I have never been in the practice of considering what my epitaph might be, but I think I would accept, “Too stubborn to quit.”  It is a thousand times more flattering than the truth.  “Spiked like a sad football through the gates of Purgatory,” is evocative but not quite right.  “Pulled by the ear by women into the depths,” isn’t an epitaph, it’s my life’s story.

(And yet, if they hadn’t pulled my ear, I’d probably follow of my own accord.  It’s not sad.  I love women.  I just have bad judgment when it comes to choosing the right ones to follow.  I like them self-assured and talented, with great legs.  I can’t see what’s inherently wrong with that.  Those three qualities are all fine in and of themselves.  It’s got to be what I’m not specifying.  How do you add, “and not insane?” to the list without somehow making the whole gender angry?)

I decided to ignore Doloise’s comment.  This whole venture was madness, so what’s one more invocation of doom offhandedly mentioned by a practitioner who lives in this psychedelic mist?  Despite being a fervent believer that words can mean things, I chose to switch my faith to “and some are just social noise” for the moment.

Some snarky part of me, however, hadn’t gotten the systems change memo and was already talking back to her.  “So, having failed your inspection, can you put me back safe, sound, and pretty much the original way you found me?”

“I did not say you failed.”  Something about the way she spoke always made me feel like she was translating from some dictionary and then putting the words back together in some way she thought fit.  What do they normally speak?  I tried to think of a name without making any offensive sign-language jokes.  Her pause gave me not quite enough time before she spoke again.  “You make noises like you are not committed to your contract.  Did I not provide you with the simulacrum you requested?”

I tried to take that to mean that I had put her out a little in creating it, so as to make myself feel better.  “I am concerned for my life, comfort, and well-being, like any sentient.”  That’s it.  Treat it like a science fiction story.  The word “sentient” always conjured up scenes from Star Trek in my head.  This could be a set on some planet in Next Generation.  Totally.

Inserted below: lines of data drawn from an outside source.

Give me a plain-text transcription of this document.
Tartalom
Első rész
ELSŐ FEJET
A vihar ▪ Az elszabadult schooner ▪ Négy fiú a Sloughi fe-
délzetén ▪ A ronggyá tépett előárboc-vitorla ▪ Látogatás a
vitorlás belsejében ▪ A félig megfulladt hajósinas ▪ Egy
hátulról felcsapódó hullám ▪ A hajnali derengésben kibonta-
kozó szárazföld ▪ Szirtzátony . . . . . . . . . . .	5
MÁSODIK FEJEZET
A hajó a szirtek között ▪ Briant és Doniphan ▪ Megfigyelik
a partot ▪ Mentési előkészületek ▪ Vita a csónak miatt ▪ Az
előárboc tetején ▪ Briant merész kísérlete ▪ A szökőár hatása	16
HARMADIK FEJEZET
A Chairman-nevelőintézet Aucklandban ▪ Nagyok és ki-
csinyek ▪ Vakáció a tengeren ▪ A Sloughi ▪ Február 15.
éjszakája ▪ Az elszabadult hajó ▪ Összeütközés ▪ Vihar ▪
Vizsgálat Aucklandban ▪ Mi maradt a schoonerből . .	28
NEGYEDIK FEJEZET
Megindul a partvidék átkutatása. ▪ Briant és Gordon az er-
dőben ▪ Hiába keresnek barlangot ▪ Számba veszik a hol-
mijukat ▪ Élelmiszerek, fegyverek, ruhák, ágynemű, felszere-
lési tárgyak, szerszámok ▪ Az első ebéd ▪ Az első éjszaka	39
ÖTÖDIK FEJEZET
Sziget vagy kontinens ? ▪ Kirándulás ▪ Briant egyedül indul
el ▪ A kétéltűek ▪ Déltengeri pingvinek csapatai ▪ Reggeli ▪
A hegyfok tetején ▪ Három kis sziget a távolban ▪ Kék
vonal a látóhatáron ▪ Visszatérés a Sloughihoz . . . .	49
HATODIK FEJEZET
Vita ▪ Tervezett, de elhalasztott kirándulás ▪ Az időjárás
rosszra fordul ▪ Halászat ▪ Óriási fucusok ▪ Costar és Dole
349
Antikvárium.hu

“I am not concerned with your comfort. You are not some suckling attached to its host, ignorant of the dangers of the independent breath.  You are a specialist of skills necessary for this one task.”

Way to tell me off, baby.  Yeah, yeah, I’m your McMuffin.  Um.  Sorry.  My snarky brain had quit for the moment leaving only the one capable of handing the surreality of the scene.   One of the wan stepped near me and sniffed as it went by, all in the world like some butler from a British television show.  Over the top, I thought.  I’d had a shower.  Oh, and several moments of being drenched in cold fear to improve my natural aroma.  I resolved to buy one of those little cologne sprays they advertise on television as being fairly irresistable to girls.  Maybe they work on the fey, too.

I bit my mental tongue, and went back to the conversation at hand.  “I would like it if you took into consideration what I consider a natural aversion to pain.”

She seemed to do just that: consider.  Maybe it was the word “natural” that threw her.  I didn’t know how fey were wired, except that, well, as noted above, some of them did interbreed with humans, so hopefully it wasn’t from eating our livers or something.

“I could make you numb to the consequences, but I am concerned as to how that would affect the working.  Similarly, I believe it would be more interference than I am allowed in your life.  It is bad manners to break a guest.”

I was hoping to ask, “But what about leaving them bleeding?” but that also seemed like bad manners.   “What kind of portal is it, anyway?” I asked, on a sudden hunch.

I had discomfited her.  That was not good.  This was not good.  Oh, did I have a bad feeling about this… and no R2-D2 to save me.